La très belle histoire des Bleues à Tokyo pourrait bien avoir des conséquences positives sur le rugby français, dont la crise des licenciés n’est pas près de s’atténuer. L’histoire récente montre une corrélation entre les résultats de la sélection et le nombre de licenciés. Cécilia Saubusse, ex-internationale désormais en charge du rugby féminin à la Ligue Nouvelle-Aquitaine l’observe : "J’espère que cette deuxième place va susciter des vocations, que des filles vont s’identifier aux différentes joueuses. Il y a toujours un effet boomerang. Quand il y a un très bon résultat, ça se suit par une augmentation du nombre de licenciés." Au sein des clubs aussi, on attend des retombées à la rentrée. "Une première médaille pour le rugby féminin aux jeux Olympiques, ça va faire parler, se réjouit Aude Bernat-Calonge, à l’origine de la création d’un club féminin à Noves (Bouches-du-Rhône). C’est énorme ce qu’elles ont fait. Ça aura un impact."

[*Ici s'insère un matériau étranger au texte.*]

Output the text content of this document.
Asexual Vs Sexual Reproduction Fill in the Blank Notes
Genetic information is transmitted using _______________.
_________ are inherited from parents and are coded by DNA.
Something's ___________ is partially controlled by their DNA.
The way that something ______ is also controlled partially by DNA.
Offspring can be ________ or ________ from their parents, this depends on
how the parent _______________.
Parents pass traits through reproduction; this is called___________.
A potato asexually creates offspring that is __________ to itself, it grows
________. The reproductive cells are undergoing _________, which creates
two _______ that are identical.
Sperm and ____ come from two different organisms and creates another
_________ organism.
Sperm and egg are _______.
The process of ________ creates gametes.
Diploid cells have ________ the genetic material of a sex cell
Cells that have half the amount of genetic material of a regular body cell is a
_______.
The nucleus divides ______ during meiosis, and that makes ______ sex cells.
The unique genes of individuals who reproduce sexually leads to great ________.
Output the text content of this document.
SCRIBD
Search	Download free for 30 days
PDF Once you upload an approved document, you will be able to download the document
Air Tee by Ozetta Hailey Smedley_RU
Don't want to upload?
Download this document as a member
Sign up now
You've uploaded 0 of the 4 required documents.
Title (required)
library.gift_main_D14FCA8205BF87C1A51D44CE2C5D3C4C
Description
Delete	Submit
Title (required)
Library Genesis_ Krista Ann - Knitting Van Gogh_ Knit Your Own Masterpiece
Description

Une pratique en nette hausse

La problématique du rugby féminin est toutefois complexe. Si le faible nombre de clubs est un premier obstacle, la durée des carrières est plus courte en raison de la maternité. Mais la portée de cet exploit tricolore n’en sera pas moins importante : "La pente est vite vieillissante dans les clubs car les femmes ont envie d’être mamans, poursuit la dirigeante. Chez les cadettes ça marquera plus que chez les seniors. Les plus jeunes sont plus mordues de rugby, on le voit au club. Les cadettes sont plus sensibilisées que nous grâce aux réseaux sociaux."

De plus, la diversité des profils dans cette équipe de France, de la puissance de Séraphine Okemba aux grandes foulées d’Anne-Cécile Ciofani en passant par la technique de Caroline Drouin, aura plus de chances de toucher le plus grand nombre. Ce qui fait défaut dans le rugby féminin, toujours selon Aude Bernat-Calonge : "Ce serait mieux que les chaînes grand public s’y intéressent davantage. Toute l’année c’est difficile de trouver les tournois de Sevens et surtout le championnat d’Élite 1."

Toujours est-il que les licenciées sont toujours plus nombreuses en France (32 508 en 2021 contre 29 985 en 2018). Leur part ne cesse d’augmenter chaque année et pointe désormais à 11 % du total de licenciés, contre 5 % en 2012. L’élue de Nouvelle-Aquitaine considère d’ailleurs que la dynamique de "féminisation du rugby", en cours "depuis une dizaine d’années" va continuer : "Au niveau international ça reste à 25 %. La Fédération souhaite continuer dans ce sens pour se rapprocher de ce taux. Le résultat d’aujourd’hui (samedi, N.D.L.R.) va y contribuer."